# Scraping Reddit

Our mini project was inspired by the rise of "meme stocks" like Gamestop and AMC, which were caused by retail investors rallying on this one particular Reddit thread named r/WallStreetBets. Hence, we wanted to scrape data from this particular thread, to see if the amount of activity on this thread would have a correlation with a stock's trade volume. Because more people talking about a stock = more people buying and selling that stock (or at least that's what we hypothesise). 

### PRAW

PRAW is an acronym for "Python Reddit API Wrapper", and it is a python package that allows for simple access to Reddit's API. After looking around for various options, PRAW seems like the best way to scrape data from Reddit.

In [1]:
pip install praw

Note: you may need to restart the kernel to use updated packages.
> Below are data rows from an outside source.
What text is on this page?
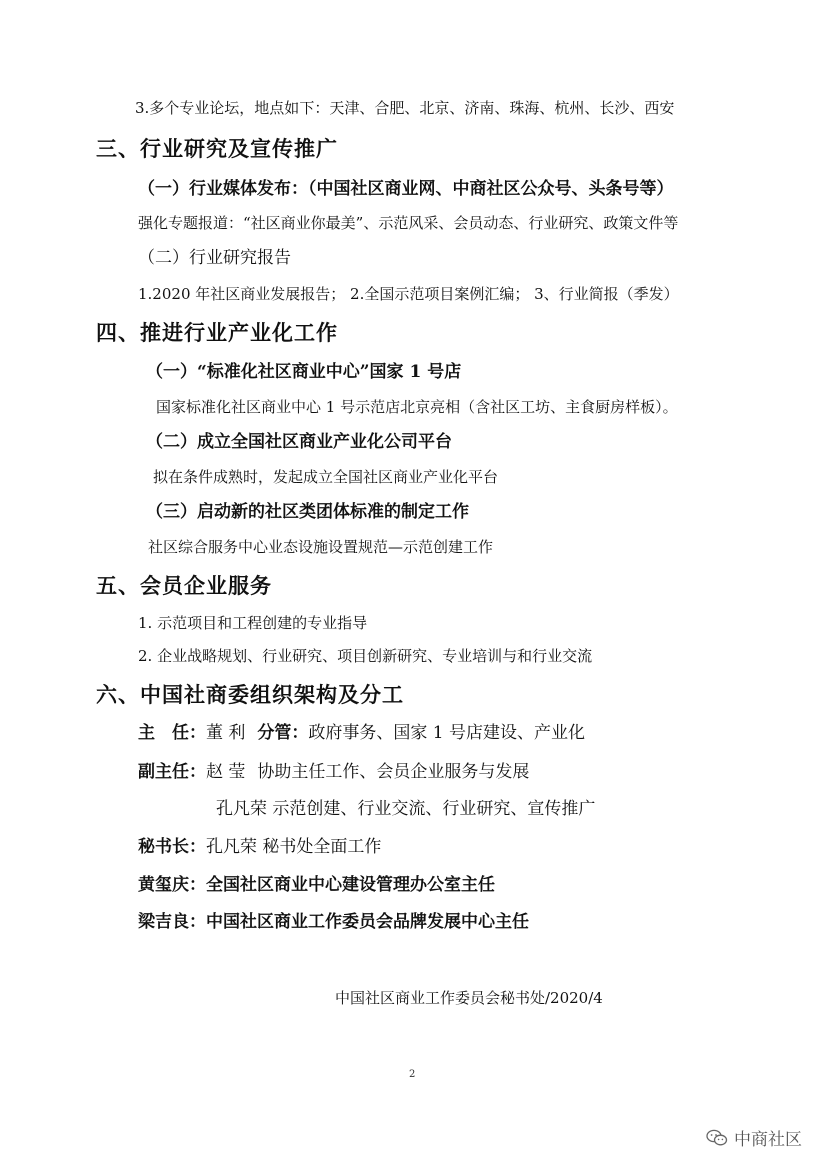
3.多个专业论坛，地点如下：天津、合肥、北京、济南、珠海、杭州、长沙、西安
三、行业研究及宣传推广
（一）行业媒体发布：（中国社区商业网、中商社区公众号、头条号等）
强化专题报道：“社区商业你最美”、示范风采、会员动态、行业研究、政策文件等
（二）行业研究报告
1.2020 年社区商业发展报告； 2.全国示范项目案例汇编； 3、行业简报（季发）
四、推进行业产业化工作
（一）“标准化社区商业中心”国家 1 号店
国家标准化社区商业中心 1 号示范店北京亮相（含社区工坊、主食厨房样板）。
（二）成立全国社区商业产业化公司平台
拟在条件成熟时，发起成立全国社区商业产业化平台
（三）启动新的社区类团体标准的制定工作
社区综合服务中心业态设施设置规范—示范创建工作
五、会员企业服务
1. 示范项目和工程创建的专业指导
2. 企业战略规划、行业研究、项目创新研究、专业培训与和行业交流
六、中国社商委组织架构及分工
主　任：董 利 分管：政府事务、国家 1 号店建设、产业化
副主任：赵 莹 协助主任工作、会员企业服务与发展
孔凡荣 示范创建、行业交流、行业研究、宣传推广
秘书长：孔凡荣 秘书处全面工作
黄玺庆：全国社区商业中心建设管理办公室主任
梁吉良：中国社区商业工作委员会品牌发展中心主任
中国社区商业工作委员会秘书处/2020/4
2
中商社区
You should consider upgrading via the 'C:\Users\ngjun\anaconda3\python.exe -m pip install --upgrade pip' command.


In [1]:
import praw

### Creating Credentials to Use PRAW

Credit to this tutorial for teaching us how to get our own credentials to start using PRAW:
https://towardsdatascience.com/scraping-reddit-data-1c0af3040768

In [2]:
reddit = praw.Reddit(client_id='BZPt6Wy_TiwRZA', client_secret='xafgjbf0l1wTQ0x3j8aq8_-RxdXBuA', user_agent='dsai stonks')

Version 7.1.4 of praw is outdated. Version 7.2.0 was released Wednesday February 24, 2021.


### Date Ranges

We wanted to scrape Reddit across a range of dates, so we created a list that contained every date in this range.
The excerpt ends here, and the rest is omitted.